REVIEWED
6/6/07

STORY



LOOK



Fando y Lis
Director: Alejandro Jodorowsky
Year: 1968
TRT: 1:36


Opening scene in my own words, slightly less poetic than the artistic vision presented: Hot chick eats petals off of a flower as a mouse runs unchecked on the bed upon which she lays. Disaster sirens wail in the distance. Shit happens.

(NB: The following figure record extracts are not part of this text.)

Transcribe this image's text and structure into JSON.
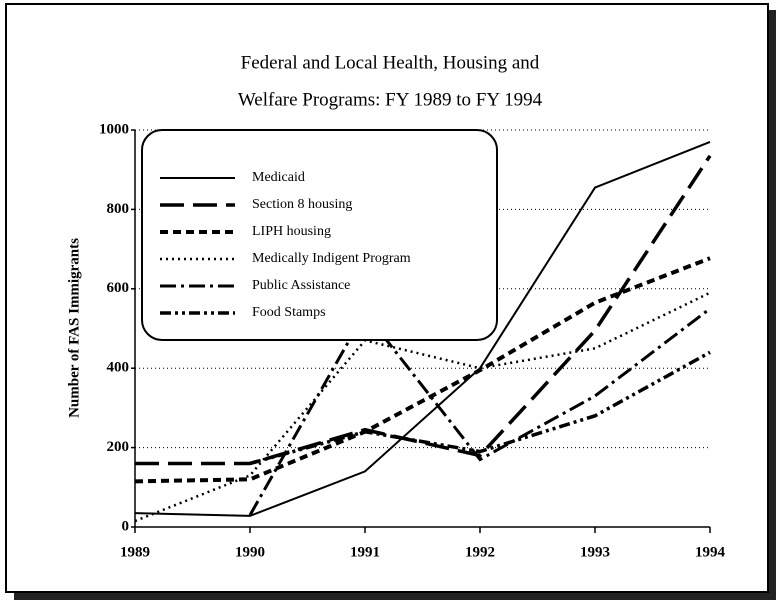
{
  "chart_data": {
    "type": "line",
    "title": [
      "Federal and Local Health, Housing and",
      "Welfare Programs:  FY 1989 to FY 1994"
    ],
    "y_label": "Number of FAS Immigrants",
    "x": [
      1989,
      1990,
      1991,
      1992,
      1993,
      1994
    ],
    "xlim": [
      1989,
      1994
    ],
    "xticks": [
      1989,
      1990,
      1991,
      1992,
      1993,
      1994
    ],
    "ylim": [
      0,
      1000
    ],
    "yticks": [
      0,
      200,
      400,
      600,
      800,
      1000
    ],
    "grid": true,
    "series": [
      {
        "name": "Medicaid",
        "color": "#000000",
        "values": [
          35,
          28,
          140,
          400,
          855,
          970
        ]
      },
      {
        "name": "Section 8 housing",
        "color": "#000000",
        "values": [
          160,
          160,
          245,
          180,
          495,
          935
        ]
      },
      {
        "name": "LIPH housing",
        "color": "#000000",
        "values": [
          115,
          120,
          240,
          395,
          565,
          677
        ]
      },
      {
        "name": "Medically Indigent Program",
        "color": "#000000",
        "values": [
          15,
          130,
          470,
          400,
          450,
          590
        ]
      },
      {
        "name": "Public Assistance",
        "color": "#000000",
        "values": [
          null,
          30,
          540,
          170,
          330,
          550
        ]
      },
      {
        "name": "Food Stamps",
        "color": "#000000",
        "values": [
          null,
          160,
          240,
          190,
          280,
          440
        ]
      }
    ]
  }
}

Beyond the loose structure of the narrative of a guy taking care (relatively) of his paraplegic girlfriend in a post-apocalypric world, you're pretty much on your own. It's first and foremost an "art film," with pure allegory/symbolism striking your mental orbs from the first shot. Not exactly light fare, to say the least. Narrative can roll out in a fairly rudimentary fashion, but seriously, it grows continuously surreal and fucked up as the story goes on. Placards are presented to cut it into chapters, but they're little help to explain the spiraling insanity presented here. At first this line just strikes out in a lazy pattern from the center. It's a bit later that the path takes a growingly steeper path downward.

Flashbacks to Lis and Fando's separate childhoods establishes why they're truly as fucked up as they are in the present. Quite some bastardly things going on here, in Spanish, warranting the Not Rated status given the film. What Jodorowsky does here is combine a wide range of religious, mythological and social patterns in a somewhat unsettling light. It culminates with a truly twisted display of love, justification of self-fulfillment or utter despair yet to be determined. See it for yourself, if you dare!

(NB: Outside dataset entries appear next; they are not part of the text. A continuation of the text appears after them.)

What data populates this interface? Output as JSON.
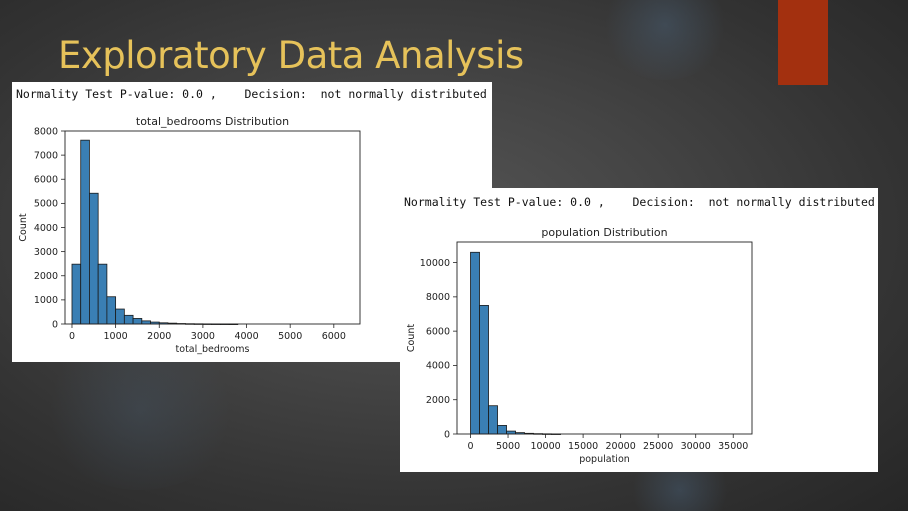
{
  "slide": {
    "title": "Exploratory Data Analysis",
    "colors": {
      "title": "#e6c25a",
      "accent_block": "#a3300f",
      "bar_fill": "#3a7fb4",
      "bar_edge": "#1a1a1a"
    }
  },
  "panels": [
    {
      "test_line": "Normality Test P-value: 0.0 ,    Decision:  not normally distributed"
    },
    {
      "test_line": "Normality Test P-value: 0.0 ,    Decision:  not normally distributed"
    }
  ],
  "chart_data": [
    {
      "type": "bar",
      "title": "total_bedrooms Distribution",
      "xlabel": "total_bedrooms",
      "ylabel": "Count",
      "xlim": [
        -160,
        6600
      ],
      "ylim": [
        0,
        8000
      ],
      "xticks": [
        0,
        1000,
        2000,
        3000,
        4000,
        5000,
        6000
      ],
      "yticks": [
        0,
        1000,
        2000,
        3000,
        4000,
        5000,
        6000,
        7000,
        8000
      ],
      "grid": false,
      "bin_width": 200,
      "bins": [
        {
          "x0": 0,
          "x1": 200,
          "count": 2480
        },
        {
          "x0": 200,
          "x1": 400,
          "count": 7620
        },
        {
          "x0": 400,
          "x1": 600,
          "count": 5420
        },
        {
          "x0": 600,
          "x1": 800,
          "count": 2480
        },
        {
          "x0": 800,
          "x1": 1000,
          "count": 1130
        },
        {
          "x0": 1000,
          "x1": 1200,
          "count": 620
        },
        {
          "x0": 1200,
          "x1": 1400,
          "count": 360
        },
        {
          "x0": 1400,
          "x1": 1600,
          "count": 230
        },
        {
          "x0": 1600,
          "x1": 1800,
          "count": 130
        },
        {
          "x0": 1800,
          "x1": 2000,
          "count": 80
        },
        {
          "x0": 2000,
          "x1": 2200,
          "count": 50
        },
        {
          "x0": 2200,
          "x1": 2400,
          "count": 35
        },
        {
          "x0": 2400,
          "x1": 2600,
          "count": 20
        },
        {
          "x0": 2600,
          "x1": 2800,
          "count": 12
        },
        {
          "x0": 2800,
          "x1": 3000,
          "count": 8
        },
        {
          "x0": 3000,
          "x1": 3200,
          "count": 5
        },
        {
          "x0": 3200,
          "x1": 3400,
          "count": 3
        },
        {
          "x0": 3400,
          "x1": 3600,
          "count": 2
        },
        {
          "x0": 3600,
          "x1": 3800,
          "count": 1
        }
      ]
    },
    {
      "type": "bar",
      "title": "population Distribution",
      "xlabel": "population",
      "ylabel": "Count",
      "xlim": [
        -1800,
        37500
      ],
      "ylim": [
        0,
        11200
      ],
      "xticks": [
        0,
        5000,
        10000,
        15000,
        20000,
        25000,
        30000,
        35000
      ],
      "yticks": [
        0,
        2000,
        4000,
        6000,
        8000,
        10000
      ],
      "grid": false,
      "bin_width": 1200,
      "bins": [
        {
          "x0": 0,
          "x1": 1200,
          "count": 10600
        },
        {
          "x0": 1200,
          "x1": 2400,
          "count": 7500
        },
        {
          "x0": 2400,
          "x1": 3600,
          "count": 1650
        },
        {
          "x0": 3600,
          "x1": 4800,
          "count": 500
        },
        {
          "x0": 4800,
          "x1": 6000,
          "count": 170
        },
        {
          "x0": 6000,
          "x1": 7200,
          "count": 80
        },
        {
          "x0": 7200,
          "x1": 8400,
          "count": 40
        },
        {
          "x0": 8400,
          "x1": 9600,
          "count": 20
        },
        {
          "x0": 9600,
          "x1": 10800,
          "count": 10
        },
        {
          "x0": 10800,
          "x1": 12000,
          "count": 5
        }
      ]
    }
  ]
}
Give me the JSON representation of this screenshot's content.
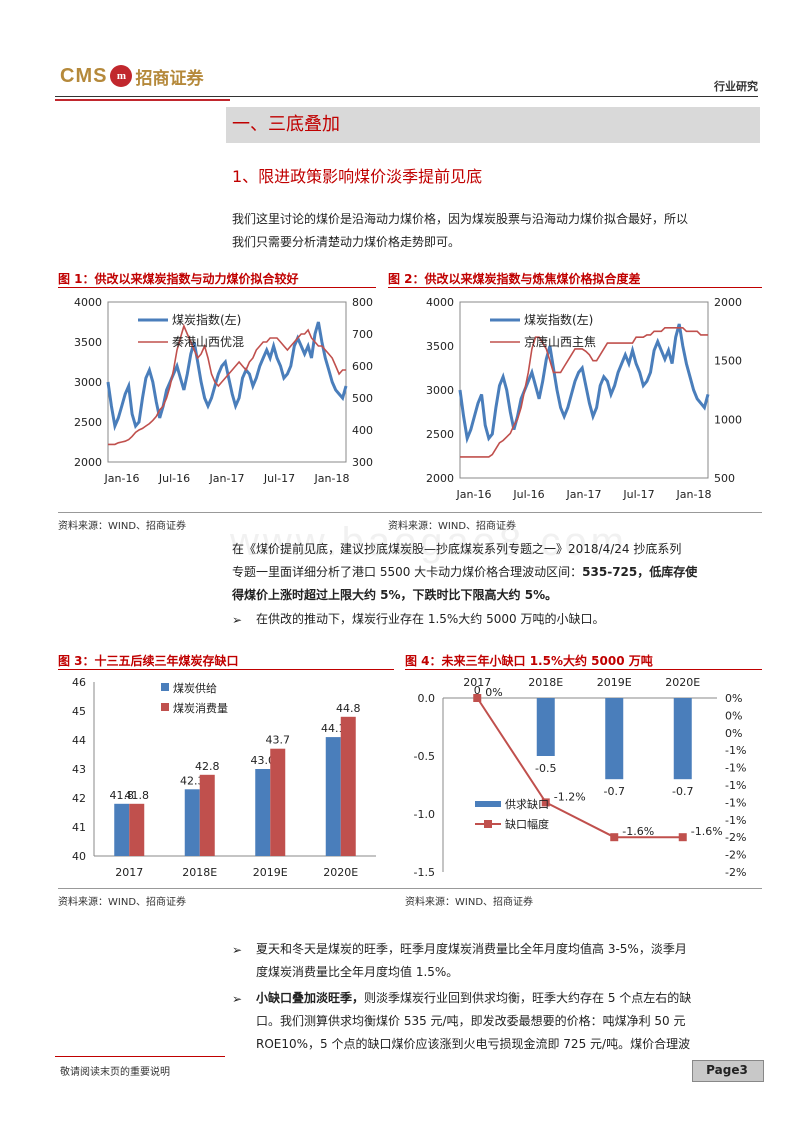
{
  "header": {
    "logo_cms": "CMS",
    "logo_seal": "m",
    "logo_cn": "招商证券",
    "right": "行业研究"
  },
  "section": {
    "title": "一、三底叠加",
    "subtitle": "1、限进政策影响煤价淡季提前见底"
  },
  "intro": [
    "我们这里讨论的煤价是沿海动力煤价格，因为煤炭股票与沿海动力煤价拟合最好，所以",
    "我们只需要分析清楚动力煤价格走势即可。"
  ],
  "fig1": {
    "title": "图 1：供改以来煤炭指数与动力煤价拟合较好",
    "source": "资料来源：WIND、招商证券"
  },
  "fig2": {
    "title": "图 2：供改以来煤炭指数与炼焦煤价格拟合度差",
    "source": "资料来源：WIND、招商证券"
  },
  "mid": {
    "line1": "在《煤价提前见底，建议抄底煤炭股—抄底煤炭系列专题之一》2018/4/24 抄底系列",
    "line2_a": "专题一里面详细分析了港口 5500 大卡动力煤价格合理波动区间：",
    "line2_b": "535-725，低库存使",
    "line3": "得煤价上涨时超过上限大约 5%，下跌时比下限高大约 5%。",
    "bullet": "在供改的推动下，煤炭行业存在 1.5%大约 5000 万吨的小缺口。"
  },
  "fig3": {
    "title": "图 3：十三五后续三年煤炭存缺口",
    "source": "资料来源：WIND、招商证券"
  },
  "fig4": {
    "title": "图 4：未来三年小缺口 1.5%大约 5000 万吨",
    "source": "资料来源：WIND、招商证券"
  },
  "lower": {
    "b1_l1": "夏天和冬天是煤炭的旺季，旺季月度煤炭消费量比全年月度均值高 3-5%，淡季月",
    "b1_l2": "度煤炭消费量比全年月度均值 1.5%。",
    "b2_l1_bold": "小缺口叠加淡旺季，",
    "b2_l1": "则淡季煤炭行业回到供求均衡，旺季大约存在 5 个点左右的缺",
    "b2_l2": "口。我们测算供求均衡煤价 535 元/吨，即发改委最想要的价格：吨煤净利 50 元",
    "b2_l3": "ROE10%，5 个点的缺口煤价应该涨到火电亏损现金流即 725 元/吨。煤价合理波"
  },
  "footer": {
    "note": "敬请阅读末页的重要说明",
    "page": "Page3"
  },
  "watermark": "www.baogao8.com",
  "chart_data": [
    {
      "id": "fig1",
      "type": "line",
      "x_ticks": [
        "Jan-16",
        "Jul-16",
        "Jan-17",
        "Jul-17",
        "Jan-18"
      ],
      "ylim_left": [
        2000,
        4000
      ],
      "yticks_left": [
        2000,
        2500,
        3000,
        3500,
        4000
      ],
      "ylim_right": [
        300,
        800
      ],
      "yticks_right": [
        300,
        400,
        500,
        600,
        700,
        800
      ],
      "series": [
        {
          "name": "煤炭指数(左)",
          "axis": "left",
          "color": "#4a7ebb",
          "values": [
            3000,
            2700,
            2450,
            2550,
            2700,
            2850,
            2950,
            2600,
            2450,
            2500,
            2800,
            3050,
            3150,
            3000,
            2750,
            2550,
            2700,
            2900,
            3000,
            3100,
            3200,
            3050,
            2900,
            3100,
            3350,
            3500,
            3250,
            3000,
            2800,
            2700,
            2800,
            2950,
            3100,
            3200,
            3250,
            3050,
            2850,
            2700,
            2800,
            3050,
            3150,
            3100,
            2950,
            3050,
            3200,
            3300,
            3400,
            3300,
            3450,
            3300,
            3200,
            3050,
            3100,
            3200,
            3450,
            3550,
            3450,
            3350,
            3450,
            3300,
            3600,
            3750,
            3500,
            3300,
            3150,
            3000,
            2900,
            2850,
            2800,
            2950
          ]
        },
        {
          "name": "秦港山西优混",
          "axis": "left",
          "color": "#c0504d",
          "values": [
            2220,
            2220,
            2220,
            2240,
            2250,
            2260,
            2280,
            2320,
            2370,
            2400,
            2420,
            2450,
            2480,
            2520,
            2570,
            2650,
            2700,
            2800,
            2950,
            3150,
            3400,
            3550,
            3700,
            3600,
            3500,
            3400,
            3300,
            3350,
            3450,
            3300,
            3100,
            3000,
            2950,
            3000,
            3050,
            3100,
            3150,
            3200,
            3250,
            3200,
            3150,
            3250,
            3300,
            3400,
            3450,
            3500,
            3500,
            3550,
            3550,
            3550,
            3500,
            3450,
            3400,
            3450,
            3500,
            3550,
            3600,
            3600,
            3650,
            3550,
            3500,
            3450,
            3450,
            3400,
            3350,
            3300,
            3200,
            3100,
            3150,
            3150
          ]
        }
      ],
      "right_axis_note": "秦港山西优混 plotted on right axis (元/吨)"
    },
    {
      "id": "fig2",
      "type": "line",
      "x_ticks": [
        "Jan-16",
        "Jul-16",
        "Jan-17",
        "Jul-17",
        "Jan-18"
      ],
      "ylim_left": [
        2000,
        4000
      ],
      "yticks_left": [
        2000,
        2500,
        3000,
        3500,
        4000
      ],
      "ylim_right": [
        500,
        2000
      ],
      "yticks_right": [
        500,
        1000,
        1500,
        2000
      ],
      "series": [
        {
          "name": "煤炭指数(左)",
          "axis": "left",
          "color": "#4a7ebb",
          "values": [
            3000,
            2700,
            2450,
            2550,
            2700,
            2850,
            2950,
            2600,
            2450,
            2500,
            2800,
            3050,
            3150,
            3000,
            2750,
            2550,
            2700,
            2900,
            3000,
            3100,
            3200,
            3050,
            2900,
            3100,
            3350,
            3500,
            3250,
            3000,
            2800,
            2700,
            2800,
            2950,
            3100,
            3200,
            3250,
            3050,
            2850,
            2700,
            2800,
            3050,
            3150,
            3100,
            2950,
            3050,
            3200,
            3300,
            3400,
            3300,
            3450,
            3300,
            3200,
            3050,
            3100,
            3200,
            3450,
            3550,
            3450,
            3350,
            3450,
            3300,
            3600,
            3750,
            3500,
            3300,
            3150,
            3000,
            2900,
            2850,
            2800,
            2950
          ]
        },
        {
          "name": "京唐山西主焦",
          "axis": "right",
          "color": "#c0504d",
          "values": [
            680,
            680,
            680,
            680,
            680,
            680,
            680,
            680,
            680,
            700,
            750,
            800,
            820,
            850,
            880,
            950,
            1000,
            1100,
            1250,
            1400,
            1600,
            1700,
            1700,
            1650,
            1600,
            1500,
            1400,
            1400,
            1400,
            1450,
            1500,
            1550,
            1600,
            1600,
            1600,
            1580,
            1550,
            1500,
            1500,
            1550,
            1600,
            1650,
            1650,
            1650,
            1650,
            1650,
            1650,
            1650,
            1650,
            1700,
            1700,
            1700,
            1720,
            1720,
            1750,
            1750,
            1750,
            1780,
            1780,
            1780,
            1780,
            1780,
            1780,
            1750,
            1750,
            1750,
            1750,
            1720,
            1720,
            1720
          ]
        }
      ]
    },
    {
      "id": "fig3",
      "type": "bar",
      "categories": [
        "2017",
        "2018E",
        "2019E",
        "2020E"
      ],
      "ylim": [
        40,
        46
      ],
      "yticks": [
        40,
        41,
        42,
        43,
        44,
        45,
        46
      ],
      "series": [
        {
          "name": "煤炭供给",
          "color": "#4a7ebb",
          "values": [
            41.8,
            42.3,
            43.0,
            44.1
          ]
        },
        {
          "name": "煤炭消费量",
          "color": "#c0504d",
          "values": [
            41.8,
            42.8,
            43.7,
            44.8
          ]
        }
      ],
      "labels_supply": [
        "41.8",
        "42.3",
        "43.0",
        "44.1"
      ],
      "labels_consumption": [
        "41.8",
        "42.8",
        "43.7",
        "44.8"
      ]
    },
    {
      "id": "fig4",
      "type": "bar",
      "categories": [
        "2017",
        "2018E",
        "2019E",
        "2020E"
      ],
      "ylim": [
        -1.5,
        0.0
      ],
      "yticks": [
        "0.0",
        "-0.5",
        "-1.0",
        "-1.5"
      ],
      "yticks_right": [
        "0%",
        "0%",
        "0%",
        "-1%",
        "-1%",
        "-1%",
        "-1%",
        "-1%",
        "-2%",
        "-2%",
        "-2%"
      ],
      "series": [
        {
          "name": "供求缺口",
          "color": "#4a7ebb",
          "values": [
            0,
            -0.5,
            -0.7,
            -0.7
          ],
          "labels": [
            "0",
            "-0.5",
            "-0.7",
            "-0.7"
          ]
        },
        {
          "name": "缺口幅度",
          "color": "#c0504d",
          "values": [
            0.0,
            -1.2,
            -1.6,
            -1.6
          ],
          "labels": [
            "0%",
            "-1.2%",
            "-1.6%",
            "-1.6%"
          ]
        }
      ]
    }
  ]
}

I have the sneaking suspicion LSD, mushrooms, peyote or some other form of psychotropic substance was used in the creation and shooting of this film. Given that, while disconcerting at times, excellent use of audio throughout the film. And the cinematographer, while occasionally overexposing a couple of scenes, does a good job shooting some pretty experimental stuff that blends the fucked-up narrative as much as possible.

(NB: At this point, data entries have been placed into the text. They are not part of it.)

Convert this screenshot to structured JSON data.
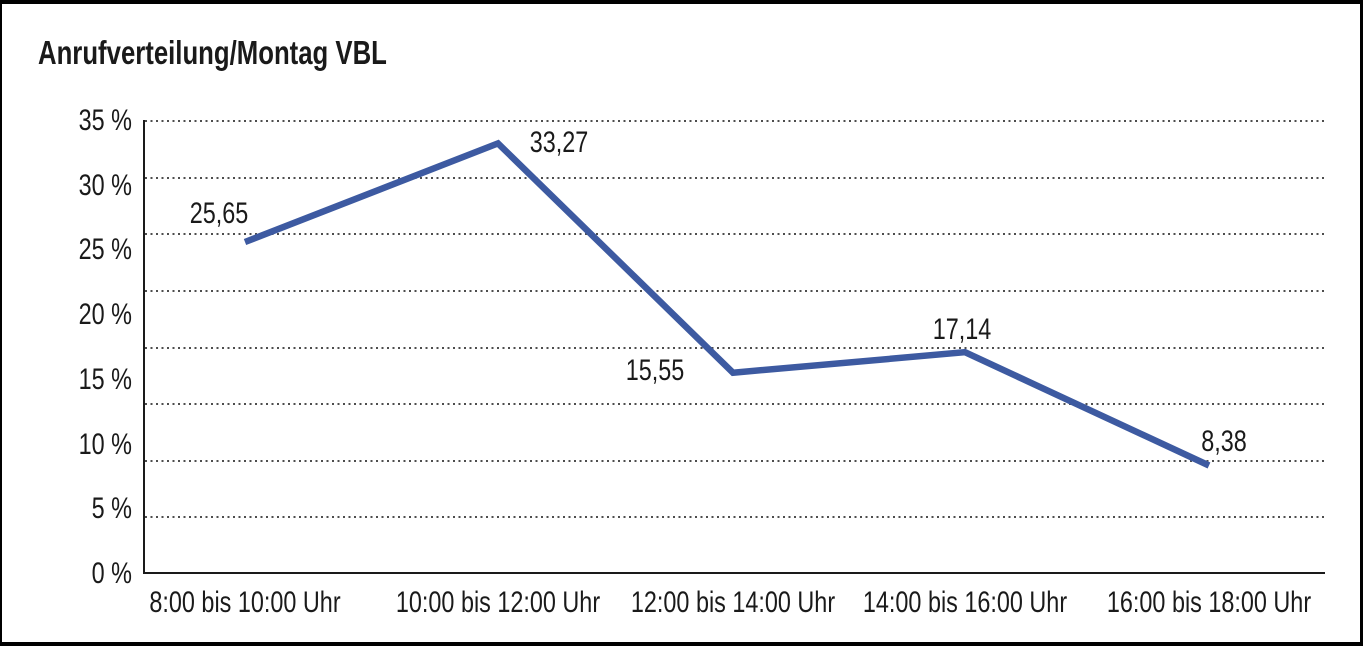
{
  "window": {
    "background": "#ffffff",
    "frame_border_color": "#000000"
  },
  "chart_data": {
    "type": "line",
    "title": "Anrufverteilung/Montag VBL",
    "categories": [
      "8:00 bis 10:00 Uhr",
      "10:00 bis 12:00 Uhr",
      "12:00 bis 14:00 Uhr",
      "14:00 bis 16:00 Uhr",
      "16:00 bis 18:00 Uhr"
    ],
    "values": [
      25.65,
      33.27,
      15.55,
      17.14,
      8.38
    ],
    "point_labels": [
      "25,65",
      "33,27",
      "15,55",
      "17,14",
      "8,38"
    ],
    "y_ticks": [
      "35 %",
      "30 %",
      "25 %",
      "20 %",
      "15 %",
      "10 %",
      "5 %",
      "0 %"
    ],
    "ylim": [
      0,
      35
    ],
    "xlabel": "",
    "ylabel": "",
    "legend": "none",
    "grid": "horizontal-dotted",
    "gridline_count_dotted": 8,
    "line_color": "#3D5AA1",
    "grid_color": "#4d4d4d",
    "axis_color": "#1a1a1a",
    "text_color": "#1a1a1a"
  }
}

Great Scene: Fando leaving Lis in a pit, and the camera follows his spiraling ascent upwards.

DVD Notes: This particular edition is part of The films of Alejandro Jodorowsky put out by Anchor Bay/abcko, and quite a contribution it is. "La Constellation Jodorowsky" is a fairly recent (mid 90's) documentary 1:25 in length, giving you an idea how idealistic Jodorowsky is through the history of his films (starting with this first feature film, that actually caused riots in Mexico when it was released due to its perceived blasphemous nature), to interviews with the man himself as well as miscellaneous private footage shot throughout his career. Also included is a photo gallery, mainly of articles written on the film at the time tagged with some production stills. Super-informative if you can read Spanish, I guess. There is also a yet-unheard commentary by Jodorowsky, only neglected due to time constraints. While I'm not too big of a fan of the film itself, this is mainly because of the symbolism lost in translation, so to speak, from time and place. This commentary is supposed to explain quite a bit, and when time is presented, I honestly think I'll get back to this one. You'll see an addendum here if I do.